Paulo Borges chorou compungido a morte de sua honestíssima esposa, de quem fora bárbaro algoz. A suspeita de envenenamento revoltou-o, e embora visse Esméria desfeita em lágrimas a lamentar o passamento da senhora, esperou obumbrado o seu sábio curandeiro, e apenas o viu chegar, correu a ele, levou-o a examinar o cadáver, e disse por fim:
– Minha mulher morreu envenenada, não é verdade? O senhor tem obrigação de dizê-lo: fale! Em nome de Deus, diga-me a verdade.
O curandeiro turbou-se: de novo e com absurdo processo fez o exame do triste e enregelado corpo da vítima, e incapaz de compreender os sintomas que haviam escapado à sua ignorância, incapaz de apelar para os meios científicos que vingam a sociedade, reconhecendo no cadáver as provas irrecusáveis do crime do envenenador, o curandeiro charlatão, vaidoso do seu diagnóstico, acabou por dizer com desfaçada impostura:
– Envenenada!... Quem o disse, mentiu.
– Está absolutamente certo disso?
– Juro-o...
– Que Deus perdoe a quem tal suspeitou!
– Quem foi?
– A defunta.
– Delírio de moribunda: ela morreu da febre que eu disse.
– Antes assim.
Paulo Borges tranqüilizou a revolta de seu ânimo, e concentrou-se na dor da viuvez recente.
Esméria ficou inocente a seus olhos, e quase que mais mereceu em compensação da suspeita que o curandeiro declarara infundada.

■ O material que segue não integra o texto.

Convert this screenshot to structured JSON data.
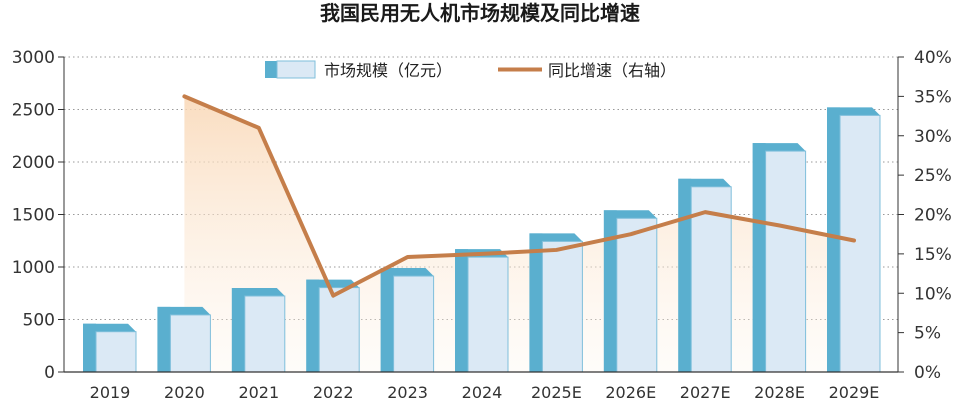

O marido adúltero supôs enganar a Deus e aos homens, e talvez mesmo a si, dando aos restos mortais de sua santa mulher honras fúnebres suntuosas, esmolas aos pobres, missas, e aparatoso ofício do sétimo dia.
Deus, que recebeu a mártir, desprezou sem dúvida as oblações sacrílegas do pecador incontrito e obstinado.
O romance tem contra o seu legítimo fim comprometer a lição da verdade pelas prevenções contra a imaginação que deve ser exclusivamente a fonte de ornamentos da forma e de circunstâncias acessórias e incidentais que sirvam para dar maior interesse ao assunto; no seu fundo, porém, o romance precisa conter e mostrar a verdade para conter e mostrar a moral.
Alto o proclamamos: também neste nosso romance há no fundo plena, absoluta verdade.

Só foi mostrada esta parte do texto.